GOVERNOR'S COMMISSION ON MARYLAND MILITARY MONUMENTS
Chair: Robert S. McCord, Acting Secretary of Planning
Appointed by Governor to 4-year terms: Ivan V. Dooley, 2018; Col. Bradley S. Jewitt, 2018; Gail Schnell, 2018; Jari A. Villanueva, 2018; Susan Cooke Soderberg, 2019; Rebecca J. Stone, 2019; Joseph M. Balkoski, 2020; Nancy N. Kurtz, 2020; Renee M. Plumb, 2020; Dennis G. Rude, 2020; John C. Sprague, 2020; Daniel Carroll Toomey, 2020; Andre R. Martel, 2021; Barrett L. McKown, 2021; Peter K. Morrill, 2021; Anthony C. Wisniewski, Esq., 2021.
100 Community Place, Crownsville, Maryland, July 2016. Photo by Diane F. Evartt.
Staff: Nancy N. Kurtz
c/o Maryland Historical Trust
Division of Historical & Cultural Programs
Department of Planning
100 Community Place, 3rd floor, Crownsville, MD 21032 - 2023
(410) 514-7648; fax: (410) 514-7678
Maryland Monument, Gettysburg Battlefield, Gettysburg, Pennsylvania, May 2003. Photo by Elizabeth W. Newell.
The Governor established the Governor's Commission on Maryland Military Monuments in January 1989 (Executive Order 01.01.1989.02). It was reauthorized later in 1989, 2004, 2008, 2011, and 2016 (Executive Order 01.01.1989.06; Executive Order 01.01.2004.59; Executive Order 01.01.2008.17; Executive Order 01.01.2011.06; Executive Order 01.01.2016.07).

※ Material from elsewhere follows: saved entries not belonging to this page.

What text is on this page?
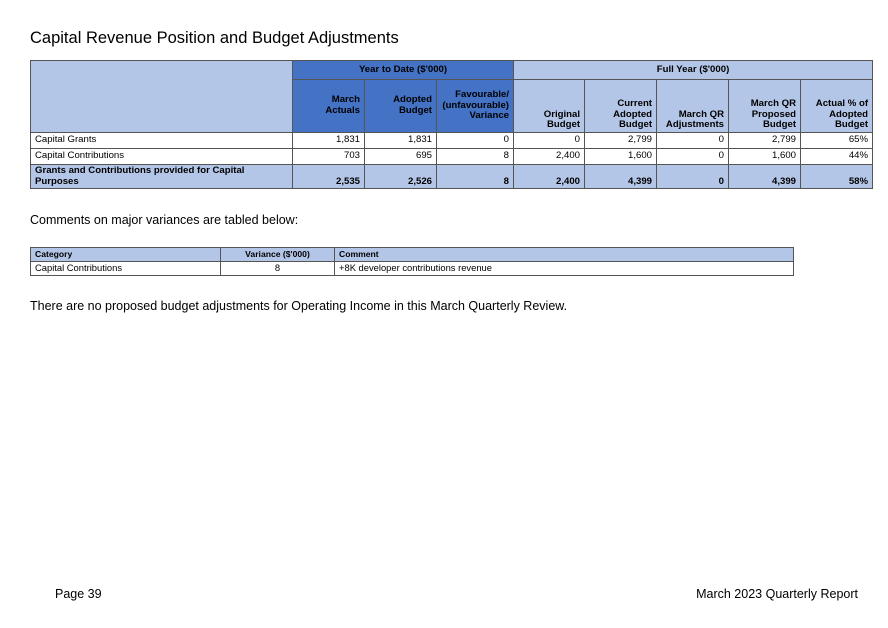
Capital Revenue Position and Budget Adjustments
	Year to Date ($'000)			Full Year ($'000)				
	March Actuals	Adopted Budget	Favourable/ (unfavourable) Variance	Original Budget	Current Adopted Budget	March QR Adjustments	March QR Proposed Budget	Actual % of Adopted Budget
Capital Grants	1,831	1,831	0	0	2,799	0	2,799	65%
Capital Contributions	703	695	8	2,400	1,600	0	1,600	44%
Grants and Contributions provided for Capital Purposes	2,535	2,526	8	2,400	4,399	0	4,399	58%
Comments on major variances are tabled below:
Category	Variance ($'000)	Comment
Capital Contributions	8	+8K developer contributions revenue
There are no proposed budget adjustments for Operating Income in this March Quarterly Review.
Page 39	March 2023 Quarterly Report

The Commission inventories Maryland military monuments. Each monument is identified by name, date of construction, location, and original sponsorship. Current ownership of both the monument and its site is noted with a complete description of the monument, including its construction materials; condition; theme; inscriptions, if any; and who is responsible for maintenance.
Statue of Baron Johann DeKalb, by Ephraim Keyser, State House grounds, Annapolis, Maryland, June 2000. Photo by Diane F. Evartt.
Baron DeKalb (1721-1780) led the Maryland Line at the Battle of Camden, South Carolina, August 16, 1780. He died at Camden on August 19, 1780, from wounds received in that battle.
For damaged monuments, the Commission assesses their historical significance, design, financial need, and physical condition to determine which monuments will receive financial assistance for restoration. Professional conservators and historic preservationists determine and carry out appropriate treatment for each monument. The Commission also assigns responsibility for maintenance of each monument and prepares educational and tourism materials for public distribution. From 1989 to 2014, the Commission has arranged for the cleaning and restoration of 108 Maryland military memorials, including 23 out of state.
Appointed by the Governor, the Commission consists of up to seventeen members. The Secretary of Planning serves as chair.